All the correlations are close to zero, which is bad. Let's try to compute the correlations only when the unique words percentage is below a certain threshold.

In [11]:
# Print correlations
unique_data = data[data['unique_words'] < 0.5]
print('Length filtered data: %d/%d' % (len(unique_data), len(data)))
print_correlations(unique_data, label='unique_words')
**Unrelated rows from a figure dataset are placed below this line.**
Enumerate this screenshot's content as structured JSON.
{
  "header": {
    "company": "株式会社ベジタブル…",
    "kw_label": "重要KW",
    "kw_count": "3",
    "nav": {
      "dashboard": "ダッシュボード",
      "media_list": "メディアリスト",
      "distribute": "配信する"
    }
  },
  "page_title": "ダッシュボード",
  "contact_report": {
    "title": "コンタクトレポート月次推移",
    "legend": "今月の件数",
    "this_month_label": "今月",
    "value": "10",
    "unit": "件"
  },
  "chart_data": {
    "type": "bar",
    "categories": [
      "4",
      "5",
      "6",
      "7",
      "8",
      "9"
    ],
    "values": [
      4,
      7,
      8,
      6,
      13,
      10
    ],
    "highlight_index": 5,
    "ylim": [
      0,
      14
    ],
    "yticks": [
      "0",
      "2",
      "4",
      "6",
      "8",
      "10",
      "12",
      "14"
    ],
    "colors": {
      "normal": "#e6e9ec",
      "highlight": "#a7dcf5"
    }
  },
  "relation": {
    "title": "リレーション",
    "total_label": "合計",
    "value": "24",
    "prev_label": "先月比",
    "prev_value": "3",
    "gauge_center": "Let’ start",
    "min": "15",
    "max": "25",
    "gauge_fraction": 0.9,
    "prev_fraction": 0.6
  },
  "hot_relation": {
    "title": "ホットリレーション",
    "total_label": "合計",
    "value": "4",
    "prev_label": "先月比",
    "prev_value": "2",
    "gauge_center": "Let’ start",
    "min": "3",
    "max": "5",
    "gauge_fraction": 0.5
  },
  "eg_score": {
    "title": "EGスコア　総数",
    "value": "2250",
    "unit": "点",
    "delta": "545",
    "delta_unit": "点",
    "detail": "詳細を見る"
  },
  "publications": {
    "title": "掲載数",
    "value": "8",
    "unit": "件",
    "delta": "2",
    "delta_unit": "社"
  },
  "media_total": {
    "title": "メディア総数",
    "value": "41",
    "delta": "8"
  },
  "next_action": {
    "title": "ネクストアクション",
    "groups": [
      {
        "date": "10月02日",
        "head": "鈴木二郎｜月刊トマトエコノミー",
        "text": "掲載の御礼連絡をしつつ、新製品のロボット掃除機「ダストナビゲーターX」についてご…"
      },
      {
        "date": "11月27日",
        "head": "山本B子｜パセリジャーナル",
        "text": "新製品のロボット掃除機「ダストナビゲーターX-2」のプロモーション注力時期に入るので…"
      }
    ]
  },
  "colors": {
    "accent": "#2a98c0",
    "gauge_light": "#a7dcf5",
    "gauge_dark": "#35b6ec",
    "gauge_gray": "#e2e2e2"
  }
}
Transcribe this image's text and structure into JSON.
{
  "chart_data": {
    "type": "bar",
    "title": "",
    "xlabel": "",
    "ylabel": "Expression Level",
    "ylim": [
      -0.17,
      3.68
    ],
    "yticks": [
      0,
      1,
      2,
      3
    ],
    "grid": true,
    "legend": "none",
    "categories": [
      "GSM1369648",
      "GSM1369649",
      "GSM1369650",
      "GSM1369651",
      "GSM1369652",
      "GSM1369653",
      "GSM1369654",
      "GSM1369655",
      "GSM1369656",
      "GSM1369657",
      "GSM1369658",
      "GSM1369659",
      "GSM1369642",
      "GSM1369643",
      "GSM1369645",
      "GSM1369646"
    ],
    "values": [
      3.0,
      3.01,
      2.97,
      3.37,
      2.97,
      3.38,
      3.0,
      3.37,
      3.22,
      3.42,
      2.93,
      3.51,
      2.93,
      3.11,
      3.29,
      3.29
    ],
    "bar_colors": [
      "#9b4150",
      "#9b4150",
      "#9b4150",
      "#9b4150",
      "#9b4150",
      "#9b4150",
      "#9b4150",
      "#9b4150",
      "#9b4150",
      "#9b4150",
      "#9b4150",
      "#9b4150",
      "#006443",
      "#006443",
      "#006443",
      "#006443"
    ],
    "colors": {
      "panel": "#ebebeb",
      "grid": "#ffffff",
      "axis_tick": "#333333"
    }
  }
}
Length filtered data: 6235/159571
> toxic: -0.572
> severe_toxic: -0.441
> obscene: -0.473
> threat: -0.125
> insult: -0.442
> identity_hate: -0.206


Now we can see a strong negative correlation, so this can still be an interesting feature.

#### IP address
Another feature to explore is the presence of an IP address in the comment text. In case this IP address is shown only for anonymous users, this could be an interesting feature.

In [12]:
import re
def has_ip(text):
    ip = re.findall(r'[0-9]+(?:\.[0-9]+){3}', text)
    return len(ip) > 0
    
assert has_ip('a b c d') == False
assert has_ip('my ip is 192.159.124.13:50') == True

In [13]:
# Compute feature and check how many comments have an IP address
data['has_ip'] = data['comment_text'].apply(has_ip)
print('%d/%d' % (len(data[data['has_ip']]), len(data)))

10083/159571


In [14]:
# Print correlations
print_correlations(data, label='has_ip')

> toxic: 0.034
> severe_toxic: -0.004
> obscene: 0.017
> threat: -0.002
> insult: 0.014
> identity_hate: 0.006


The correlations are all close to 0, what indicates this might not be a good feature. Let's hope that, in combination with other features it can be more useful.

#### Sentiment analysis

Let's now compute the sentiment of each comment. For this purpose, we will use VADER sentiment analysis. This link explains how it works: http://datameetsmedia.com/vader-sentiment-analysis-explained/

In [15]:
from nltk.sentiment.vader import SentimentIntensityAnalyzer
sid = SentimentIntensityAnalyzer()
def vader_sentiment(text):
    return sid.polarity_scores(text)['compound']

In [16]:
# Compute VADER sentiment and print correlations
data['sentiment'] = data['comment_text'].apply(vader_sentiment)
print_correlations(data, label='sentiment')

> toxic: -0.292
> severe_toxic: -0.139
> obscene: -0.251
> threat: -0.075
> insult: -0.246
> identity_hate: -0.099


We can see some strong correlations in some categories.